Document Type

Article

Publication Date

1-2012

Abstract

Given the Internet's designation as "the great equalizer,"' it is unsurprising that nondiscrimination has emerged as a central aspiration of web governance.2 But, of course, bias, discrimination, and neutrality are among the slipperiest of regulatory principles. One person's bias is another person's prioritization. Fresh on the heels of its initial success in advocating a net neutrality principle,' Google is in the uncomfortable position of trying to stave off a corollary principle of search neutrality.' Search neutrality has not yet coalesced into a generally understood principle, but at its heart is some idea that Internet search engines ought not to prefer their own content on adjacent websites in search results but should instead employ "neutral" search algorithms that determine search result rankings based on some "objective" metric of relevance.' Count me a skeptic.
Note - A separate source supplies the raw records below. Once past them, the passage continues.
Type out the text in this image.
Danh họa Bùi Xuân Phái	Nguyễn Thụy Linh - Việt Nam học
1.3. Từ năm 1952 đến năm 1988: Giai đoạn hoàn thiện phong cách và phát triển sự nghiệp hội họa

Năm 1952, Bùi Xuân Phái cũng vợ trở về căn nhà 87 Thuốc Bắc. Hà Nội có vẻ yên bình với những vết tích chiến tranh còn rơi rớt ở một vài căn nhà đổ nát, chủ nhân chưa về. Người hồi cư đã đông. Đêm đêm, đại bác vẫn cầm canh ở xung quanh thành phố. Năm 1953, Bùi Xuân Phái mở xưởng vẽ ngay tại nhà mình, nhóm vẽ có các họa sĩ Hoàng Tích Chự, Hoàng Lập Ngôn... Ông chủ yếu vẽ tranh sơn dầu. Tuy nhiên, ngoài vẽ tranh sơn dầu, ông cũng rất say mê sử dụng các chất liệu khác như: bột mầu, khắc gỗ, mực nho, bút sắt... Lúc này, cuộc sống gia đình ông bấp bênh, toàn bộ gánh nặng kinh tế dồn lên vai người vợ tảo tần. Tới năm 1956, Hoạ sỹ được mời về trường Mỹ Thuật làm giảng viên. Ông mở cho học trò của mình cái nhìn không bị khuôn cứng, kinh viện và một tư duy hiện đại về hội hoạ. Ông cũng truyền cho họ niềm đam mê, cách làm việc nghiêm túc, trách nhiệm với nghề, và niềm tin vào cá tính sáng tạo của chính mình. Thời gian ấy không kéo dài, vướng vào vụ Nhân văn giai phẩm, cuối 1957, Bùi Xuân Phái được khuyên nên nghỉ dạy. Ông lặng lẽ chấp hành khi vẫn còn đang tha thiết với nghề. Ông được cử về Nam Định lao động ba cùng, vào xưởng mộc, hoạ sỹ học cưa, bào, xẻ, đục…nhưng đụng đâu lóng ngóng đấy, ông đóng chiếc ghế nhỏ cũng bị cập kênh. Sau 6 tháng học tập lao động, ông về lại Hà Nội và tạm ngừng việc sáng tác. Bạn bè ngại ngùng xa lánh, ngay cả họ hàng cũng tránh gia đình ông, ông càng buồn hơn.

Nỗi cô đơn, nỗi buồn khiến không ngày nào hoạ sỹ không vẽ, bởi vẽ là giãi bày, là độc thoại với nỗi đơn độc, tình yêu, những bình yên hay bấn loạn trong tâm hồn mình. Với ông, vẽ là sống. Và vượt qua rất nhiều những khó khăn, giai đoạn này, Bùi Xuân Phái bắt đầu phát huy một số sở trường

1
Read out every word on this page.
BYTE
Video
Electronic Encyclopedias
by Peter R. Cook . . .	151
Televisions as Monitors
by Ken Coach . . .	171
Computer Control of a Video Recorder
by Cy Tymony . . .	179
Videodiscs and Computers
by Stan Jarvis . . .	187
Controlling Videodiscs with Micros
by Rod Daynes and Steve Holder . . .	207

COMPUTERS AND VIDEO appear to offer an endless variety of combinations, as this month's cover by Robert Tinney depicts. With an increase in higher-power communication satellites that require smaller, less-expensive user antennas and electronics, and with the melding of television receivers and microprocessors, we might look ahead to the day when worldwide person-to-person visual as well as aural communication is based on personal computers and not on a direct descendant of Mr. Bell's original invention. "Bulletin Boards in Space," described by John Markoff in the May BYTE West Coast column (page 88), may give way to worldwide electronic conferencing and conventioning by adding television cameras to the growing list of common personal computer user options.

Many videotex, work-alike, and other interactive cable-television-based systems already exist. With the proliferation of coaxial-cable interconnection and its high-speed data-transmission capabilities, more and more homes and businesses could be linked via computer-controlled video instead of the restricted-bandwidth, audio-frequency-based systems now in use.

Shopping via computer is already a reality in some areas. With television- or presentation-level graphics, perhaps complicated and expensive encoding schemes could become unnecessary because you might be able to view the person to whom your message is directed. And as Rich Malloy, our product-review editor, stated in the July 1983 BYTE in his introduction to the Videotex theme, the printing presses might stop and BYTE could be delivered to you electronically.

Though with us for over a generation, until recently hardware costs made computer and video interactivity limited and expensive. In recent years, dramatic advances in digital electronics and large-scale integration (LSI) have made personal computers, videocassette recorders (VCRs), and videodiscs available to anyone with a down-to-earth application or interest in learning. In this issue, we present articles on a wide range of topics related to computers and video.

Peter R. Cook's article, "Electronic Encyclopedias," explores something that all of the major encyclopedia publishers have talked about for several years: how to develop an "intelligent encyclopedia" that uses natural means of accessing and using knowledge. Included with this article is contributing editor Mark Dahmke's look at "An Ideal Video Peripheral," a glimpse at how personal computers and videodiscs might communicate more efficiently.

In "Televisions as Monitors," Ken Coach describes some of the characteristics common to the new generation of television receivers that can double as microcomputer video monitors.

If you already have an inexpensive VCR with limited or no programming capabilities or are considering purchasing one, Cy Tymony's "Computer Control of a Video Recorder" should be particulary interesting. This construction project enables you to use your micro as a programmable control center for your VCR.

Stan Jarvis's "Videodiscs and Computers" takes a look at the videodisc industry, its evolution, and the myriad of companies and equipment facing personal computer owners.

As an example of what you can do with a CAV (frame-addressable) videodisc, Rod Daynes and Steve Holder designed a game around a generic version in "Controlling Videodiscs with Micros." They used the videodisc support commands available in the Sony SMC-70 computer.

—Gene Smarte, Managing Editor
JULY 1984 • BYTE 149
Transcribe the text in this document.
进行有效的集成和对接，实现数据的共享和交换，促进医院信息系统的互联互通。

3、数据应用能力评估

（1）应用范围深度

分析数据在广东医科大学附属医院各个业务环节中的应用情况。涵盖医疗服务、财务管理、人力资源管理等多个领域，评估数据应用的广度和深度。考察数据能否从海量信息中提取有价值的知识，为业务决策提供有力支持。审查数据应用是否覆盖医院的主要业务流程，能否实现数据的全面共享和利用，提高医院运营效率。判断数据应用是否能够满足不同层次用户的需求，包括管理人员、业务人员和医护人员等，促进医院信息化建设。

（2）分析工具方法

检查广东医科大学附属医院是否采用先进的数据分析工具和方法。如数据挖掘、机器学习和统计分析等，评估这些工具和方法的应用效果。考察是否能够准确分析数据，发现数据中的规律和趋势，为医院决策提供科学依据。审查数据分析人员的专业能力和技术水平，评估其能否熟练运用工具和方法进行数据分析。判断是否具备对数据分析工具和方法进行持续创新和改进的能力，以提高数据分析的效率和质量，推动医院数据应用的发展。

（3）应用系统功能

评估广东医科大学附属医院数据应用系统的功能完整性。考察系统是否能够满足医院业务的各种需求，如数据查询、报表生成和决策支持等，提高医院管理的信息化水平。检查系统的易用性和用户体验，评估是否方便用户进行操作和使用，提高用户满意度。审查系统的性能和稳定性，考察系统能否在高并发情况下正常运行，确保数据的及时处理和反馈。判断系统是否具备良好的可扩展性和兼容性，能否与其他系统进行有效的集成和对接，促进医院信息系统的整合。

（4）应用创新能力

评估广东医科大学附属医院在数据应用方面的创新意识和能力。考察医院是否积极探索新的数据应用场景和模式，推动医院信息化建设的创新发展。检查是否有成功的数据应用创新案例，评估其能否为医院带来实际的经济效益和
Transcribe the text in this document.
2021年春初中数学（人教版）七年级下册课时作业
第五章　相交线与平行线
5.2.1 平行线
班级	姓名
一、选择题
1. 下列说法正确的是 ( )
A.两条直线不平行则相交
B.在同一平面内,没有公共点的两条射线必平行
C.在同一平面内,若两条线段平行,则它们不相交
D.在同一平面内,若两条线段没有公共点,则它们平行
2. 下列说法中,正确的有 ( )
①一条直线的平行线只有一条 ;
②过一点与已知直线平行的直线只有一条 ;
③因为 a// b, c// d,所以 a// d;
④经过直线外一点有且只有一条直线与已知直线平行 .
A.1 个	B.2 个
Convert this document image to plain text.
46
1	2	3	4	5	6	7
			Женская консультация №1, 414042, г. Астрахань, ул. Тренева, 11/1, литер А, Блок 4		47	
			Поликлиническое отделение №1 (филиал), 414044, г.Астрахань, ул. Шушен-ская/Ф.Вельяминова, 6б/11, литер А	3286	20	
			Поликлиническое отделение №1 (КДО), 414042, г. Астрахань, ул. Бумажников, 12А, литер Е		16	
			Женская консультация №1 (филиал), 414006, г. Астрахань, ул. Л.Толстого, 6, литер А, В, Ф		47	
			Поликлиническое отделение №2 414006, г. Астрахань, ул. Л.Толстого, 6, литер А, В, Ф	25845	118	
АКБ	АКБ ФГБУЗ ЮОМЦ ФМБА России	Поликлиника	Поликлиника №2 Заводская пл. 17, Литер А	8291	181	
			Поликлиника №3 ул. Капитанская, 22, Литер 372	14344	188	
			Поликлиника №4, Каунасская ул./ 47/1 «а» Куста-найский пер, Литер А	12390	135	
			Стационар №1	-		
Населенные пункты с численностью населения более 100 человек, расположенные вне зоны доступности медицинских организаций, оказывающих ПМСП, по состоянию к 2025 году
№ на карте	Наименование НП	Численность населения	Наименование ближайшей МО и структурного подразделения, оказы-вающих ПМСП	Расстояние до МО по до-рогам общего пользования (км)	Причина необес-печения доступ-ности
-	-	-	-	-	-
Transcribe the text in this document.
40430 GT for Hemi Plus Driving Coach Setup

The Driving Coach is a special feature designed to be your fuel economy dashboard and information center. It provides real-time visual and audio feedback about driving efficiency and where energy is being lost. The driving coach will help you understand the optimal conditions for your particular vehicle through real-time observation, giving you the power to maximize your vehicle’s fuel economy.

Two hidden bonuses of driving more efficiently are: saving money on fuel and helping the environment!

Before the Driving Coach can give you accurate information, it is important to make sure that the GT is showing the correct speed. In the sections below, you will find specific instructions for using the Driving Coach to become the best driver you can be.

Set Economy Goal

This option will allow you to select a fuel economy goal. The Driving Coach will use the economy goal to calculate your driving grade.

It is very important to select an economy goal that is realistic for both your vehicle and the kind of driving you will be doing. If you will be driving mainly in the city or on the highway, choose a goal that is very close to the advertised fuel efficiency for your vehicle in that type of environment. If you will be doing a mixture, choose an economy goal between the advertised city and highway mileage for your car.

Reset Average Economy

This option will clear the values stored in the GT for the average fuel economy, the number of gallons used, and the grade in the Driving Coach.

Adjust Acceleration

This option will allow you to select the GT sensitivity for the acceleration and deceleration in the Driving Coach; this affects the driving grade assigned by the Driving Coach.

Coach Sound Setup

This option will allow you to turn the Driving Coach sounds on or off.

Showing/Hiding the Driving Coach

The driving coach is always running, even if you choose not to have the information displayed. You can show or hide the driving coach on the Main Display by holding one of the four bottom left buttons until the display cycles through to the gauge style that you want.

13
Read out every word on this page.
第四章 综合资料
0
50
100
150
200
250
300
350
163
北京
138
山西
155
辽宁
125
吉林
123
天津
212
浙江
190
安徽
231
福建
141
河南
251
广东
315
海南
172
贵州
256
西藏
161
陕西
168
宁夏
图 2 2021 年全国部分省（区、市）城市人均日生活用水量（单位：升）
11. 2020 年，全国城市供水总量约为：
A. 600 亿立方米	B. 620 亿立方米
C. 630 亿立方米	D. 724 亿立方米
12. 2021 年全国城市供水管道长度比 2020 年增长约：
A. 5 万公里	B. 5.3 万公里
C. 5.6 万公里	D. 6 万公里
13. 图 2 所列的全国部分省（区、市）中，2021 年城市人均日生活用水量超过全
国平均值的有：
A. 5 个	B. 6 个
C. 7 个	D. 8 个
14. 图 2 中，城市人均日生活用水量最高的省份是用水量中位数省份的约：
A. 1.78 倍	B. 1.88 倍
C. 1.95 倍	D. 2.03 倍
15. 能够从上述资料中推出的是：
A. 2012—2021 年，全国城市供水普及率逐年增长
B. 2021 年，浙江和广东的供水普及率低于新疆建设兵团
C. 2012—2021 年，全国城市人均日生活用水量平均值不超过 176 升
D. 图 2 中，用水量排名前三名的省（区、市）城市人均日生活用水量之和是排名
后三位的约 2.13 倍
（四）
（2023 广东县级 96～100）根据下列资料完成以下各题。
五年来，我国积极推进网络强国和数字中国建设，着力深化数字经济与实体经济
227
Whatever the merits of the net neutrality argument, a general principle of search neutrality would pose a serious threat to the organic growth of Internet search. Although there may be a limited case for antitrust liability on a fact-specific basis for acts of naked exclusion against rival websites, the case for a more general neutrality principle is weak. Particularly as Internet search transitions from the ten blue links model of just a few years ago to a model where search engines increasingly provide end information and interface with website information, a neutrality principle becomes incoherent.